This notebook shows you how to create and query a table or DataFrame loaded from data stored in Azure Blob storage.

### Step 1: Set the data location and type

There are two ways to access Azure Blob storage: account keys and shared access signatures (SAS).

To get started, we need to set the location and type of the file.

In [0]:
storage_account_name = "saauedevglbcldfeb"
storage_account_access_key = "4zatFGraPSIU6z0a0WhPfAbi/pJ77euJdNEBwO5sKJE7VGRZXXZLo5EmexEIRgGXjZ8erjO1XBcH+AStLKF0EA=="

In [0]:
file_location = "wasbs://fsauedevglbcldfeb@saauedevglbcldfeb.blob.core.windows.net/weather.csv"
file_type = "csv"

In [0]:
spark.conf.set(
  "fs.azure.account.key."+storage_account_name+".blob.core.windows.net",
  storage_account_access_key)

### Step 2: Read the data

Now that we have specified our file metadata, we can create a DataFrame. Notice that we use an *option* to specify that we want to infer the schema from the file. We can also explicitly set this to a particular schema if we have one already.

First, let's create a DataFrame in Python.

In [0]:
df = spark.read.format(file_type).option("inferSchema", "false").load(file_location)

In [0]:
df.show()

+-------+-------+--------+-----------+--------+-----------+-------------+----------+----------+------------+------------+-----------+-----------+-----------+-----------+--------+--------+-------+-------+---------+-------+------------+
|    _c0|    _c1|     _c2|        _c3|     _c4|        _c5|          _c6|       _c7|       _c8|         _c9|        _c10|       _c11|       _c12|       _c13|       _c14|    _c15|    _c16|   _c17|   _c18|     _c19|   _c20|        _c21|
+-------+-------+--------+-----------+--------+-----------+-------------+----------+----------+------------+------------+-----------+-----------+-----------+-----------+--------+--------+-------+-------+---------+-------+------------+
|MinTemp|MaxTemp|Rainfall|Evaporation|Sunshine|WindGustDir|WindGustSpeed|WindDir9am|WindDir3pm|WindSpeed9am|WindSpeed3pm|Humidity9am|Humidity3pm|Pressure9am|Pressure3pm|Cloud9am|Cloud3pm|Temp9am|Temp3pm|RainToday|RISK_MM|RainTomorrow|
|      8|   24.3|       0|        3.4|     6.3|         NW| 

### Step 3: Query the data

Now that we have created our DataFrame, we can query it. For instance, you can identify particular columns to select and display.

In [0]:
display(df.select("EXAMPLE_COLUMN"))

### Step 4: (Optional) Create a view or table

If you want to query this data as a table, you can simply register it as a *view* or a table.

In [0]:
df.createOrReplaceTempView("YOUR_TEMP_VIEW_NAME")

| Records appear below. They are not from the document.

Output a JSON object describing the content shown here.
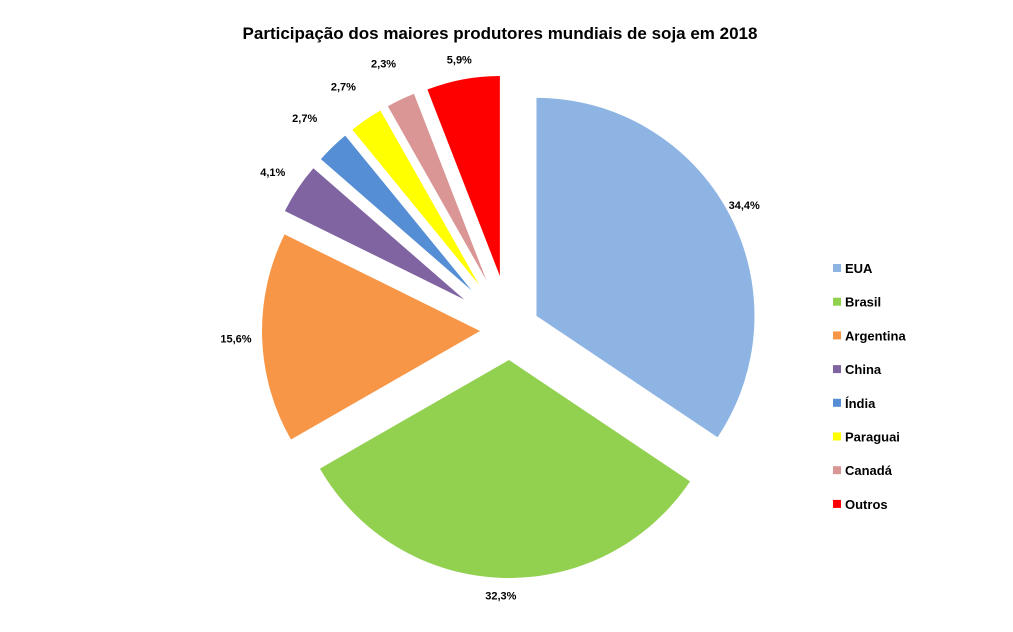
{
  "chart_data": {
    "type": "pie",
    "title": "Participação dos maiores produtores mundiais de soja em 2018",
    "categories": [
      "EUA",
      "Brasil",
      "Argentina",
      "China",
      "Índia",
      "Paraguai",
      "Canadá",
      "Outros"
    ],
    "values": [
      34.4,
      32.3,
      15.6,
      4.1,
      2.7,
      2.7,
      2.3,
      5.9
    ],
    "labels": [
      "34,4%",
      "32,3%",
      "15,6%",
      "4,1%",
      "2,7%",
      "2,7%",
      "2,3%",
      "5,9%"
    ],
    "colors": [
      "#8EB4E3",
      "#92D050",
      "#F79646",
      "#8064A2",
      "#558ED5",
      "#FFFF00",
      "#D99694",
      "#FF0000"
    ],
    "legend_position": "right",
    "exploded": true
  }
}
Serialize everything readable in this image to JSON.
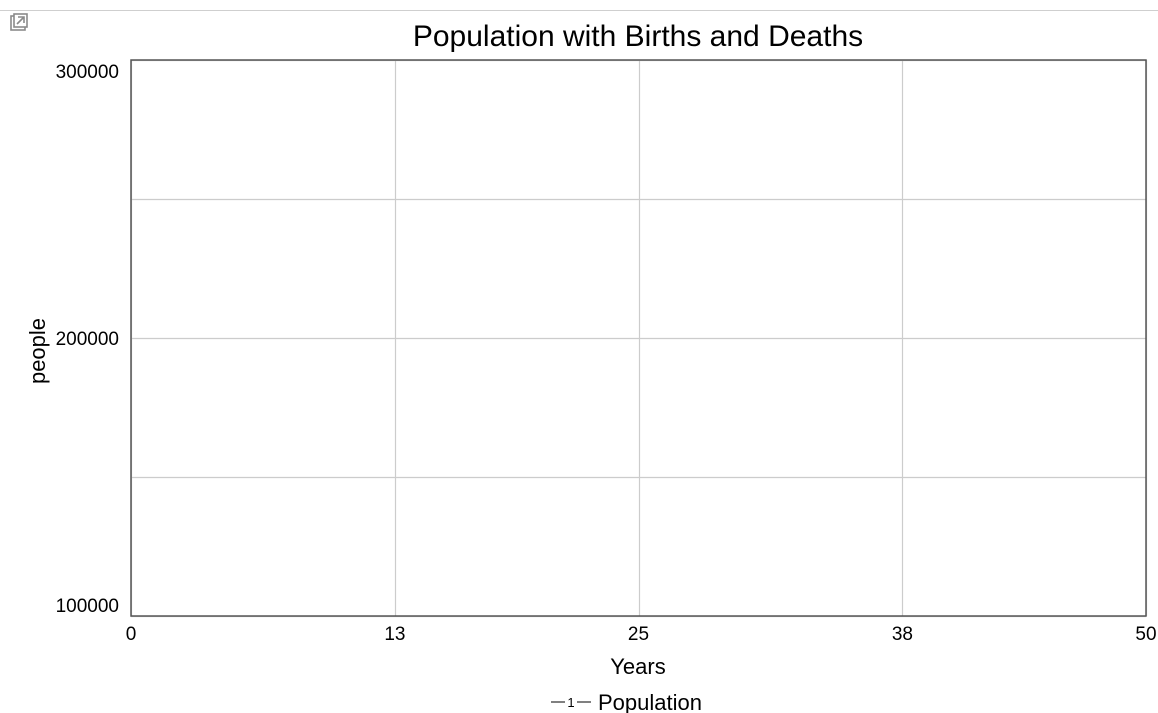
{
  "toolbar": {
    "popout_icon": "popout-icon"
  },
  "colors": {
    "grid": "#cccccc",
    "frame": "#555555",
    "series": "#1f1fd0"
  },
  "chart_data": {
    "type": "line",
    "title": "Population with Births and Deaths",
    "xlabel": "Years",
    "ylabel": "people",
    "xlim": [
      0,
      50
    ],
    "ylim": [
      100000,
      300000
    ],
    "x_ticks": [
      "0",
      "13",
      "25",
      "38",
      "50"
    ],
    "y_ticks": [
      "100000",
      "200000",
      "300000"
    ],
    "grid": true,
    "legend_position": "bottom-center",
    "series": [
      {
        "name": "Population",
        "marker_label": "1",
        "x": [],
        "y": []
      }
    ]
  }
}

We can query this view using Spark SQL. For instance, we can perform a simple aggregation. Notice how we can use `%sql` to query the view from SQL.

In [0]:
%sql

SELECT EXAMPLE_GROUP, SUM(EXAMPLE_AGG) FROM YOUR_TEMP_VIEW_NAME GROUP BY EXAMPLE_GROUP

Since this table is registered as a temp view, it will be available only to this notebook. If you'd like other users to be able to query this table, you can also create a table from the DataFrame.

In [0]:
df.write.format("parquet").saveAsTable("MY_PERMANENT_TABLE_NAME")

This table will persist across cluster restarts and allow various users across different notebooks to query this data.